До того как начались эти звонки, душевная рана Дорин потихоньку затягивалась. Все эти два года Мэл часто упрекал ее, говоря: «Хватит себя терзать. Живые должны жить. Нужно двигаться дальше». Поначалу слова мужа вызывали у нее слезы и всплески раздражения, но постепенно она поняла: Мэл прав.
И вдруг ее снова забросили в прошлое. Робби опять стал частью ее жизни. Но какой частью? Радость Дорин очень быстро сменилась подавленностью. У нее не было ощущения, что Робби вернулся в ее жизнь. Наоборот. Эти звонки заставляли Дорин вновь переживать тяжесть утраты, возвращая ее к тому страшному дню, когда она впервые узнала о гибели сына.

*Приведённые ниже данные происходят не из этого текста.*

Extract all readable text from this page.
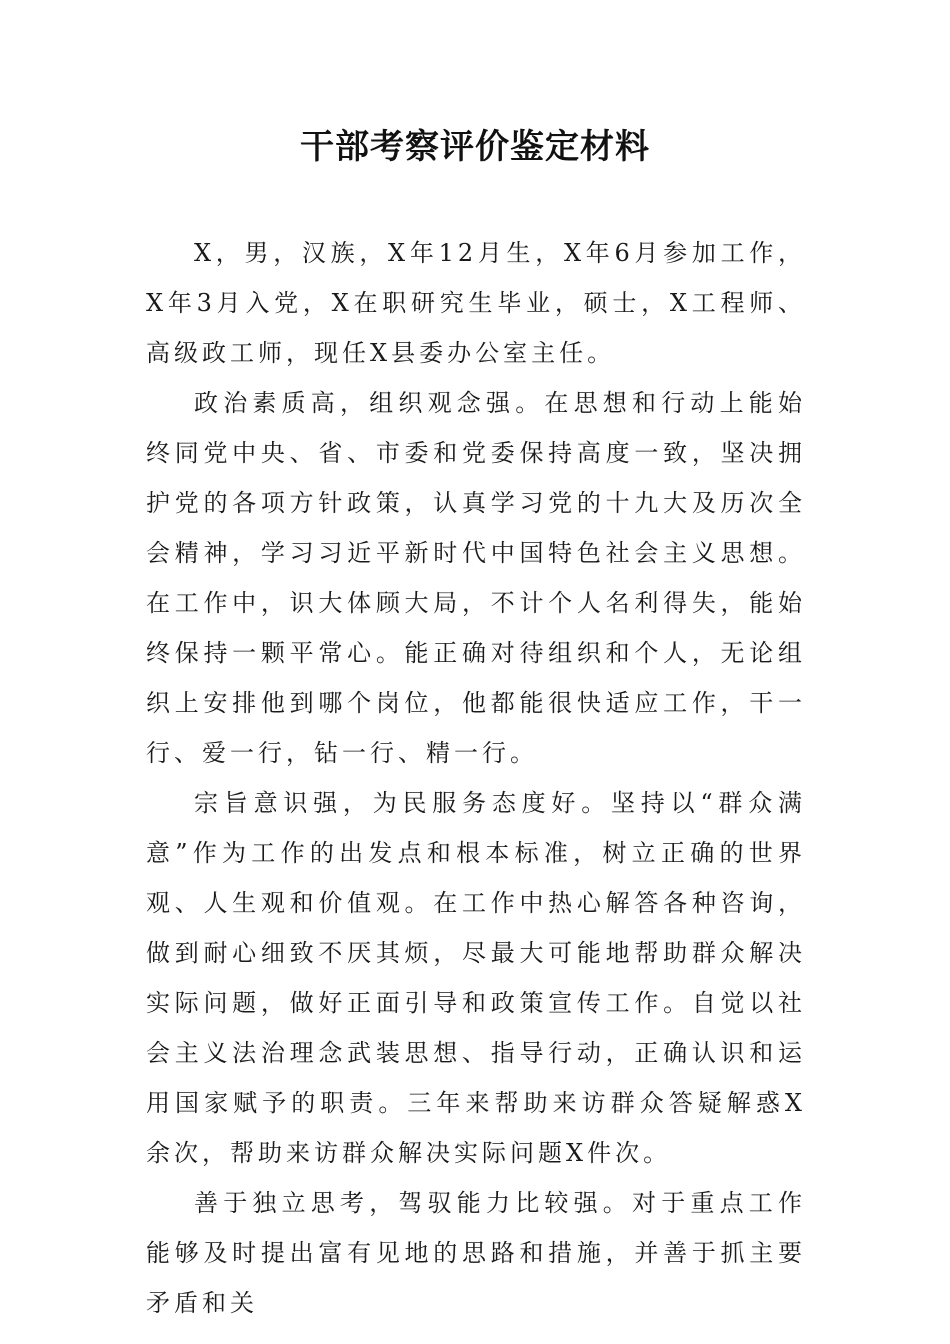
干部考察评价鉴定材料

X，男，汉族，X年12月生，X年6月参加工作，X年3月入党，X在职研究生毕业，硕士，X工程师、高级政工师，现任X县委办公室主任。

政治素质高，组织观念强。在思想和行动上能始终同党中央、省、市委和党委保持高度一致，坚决拥护党的各项方针政策，认真学习党的十九大及历次全会精神，学习习近平新时代中国特色社会主义思想。在工作中，识大体顾大局，不计个人名利得失，能始终保持一颗平常心。能正确对待组织和个人，无论组织上安排他到哪个岗位，他都能很快适应工作，干一行、爱一行，钻一行、精一行。

宗旨意识强，为民服务态度好。坚持以“群众满意”作为工作的出发点和根本标准，树立正确的世界观、人生观和价值观。在工作中热心解答各种咨询，做到耐心细致不厌其烦，尽最大可能地帮助群众解决实际问题，做好正面引导和政策宣传工作。自觉以社会主义法治理念武装思想、指导行动，正确认识和运用国家赋予的职责。三年来帮助来访群众答疑解惑X余次，帮助来访群众解决实际问题X件次。

善于独立思考，驾驭能力比较强。对于重点工作能够及时提出富有见地的思路和措施，并善于抓主要矛盾和关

Что толку в этих разговорах с покойным? Обрывочные фразы не заменят полноценного разговора. К чему цепляться за телефонную линию с небес, которая в любой момент может навсегда оборваться? А беспощадная реальность таковой и останется. Робби никогда не вернется домой и не сядет за кухонный стол в небрежно наброшенной фуфайке: широкоплечий, мускулистый. Не будет уплетать за обе щеки свои любимые глазированные хлопья с молоком. Не растянется на диване, щелкая пультом телевизора и выискивая свои любимые мультики. Робби и Джессика, его подружка, милая девчонка с кудряшками, как у феи, не усядутся в старый «камаро», не врубят музыку на полную мощь и не рванут кататься. Он никогда не подойдет к Дорин сзади, не заключит ее в медвежьи объятия, не уткнется носом в затылок и не скажет: «Мама-мама-мама-мама».
Ей завидовали. Ей твердили: «Звонки идут с небес. Вот вам доказательство, что ваш сын в раю». Дорин и так это знала, задолго до того, как услышала его голос. И без звонков ее убежденность была крепче.
Дорин стояла, задумчиво теребя провод телефонного аппарата. Потом вдруг нагнулась и вытащила вилку из розетки. В ее доме было несколько аппаратов. Дорин выключила их все. Найдя пустую коробку, сложила туда аппараты, оделась, завела машину и по глубокому снегу поехала на Мейн-стрит, где находилось местное отделение благотворительной организации «Гудвилл».
Хватит с нее этих звонков. Дорин решила больше не сражаться с естественным ходом вещей. Есть время здороваться и время прощаться. Этим объясняется, почему люди хоронят пласты своего прошлого, а похоронив, стараются не выкапывать.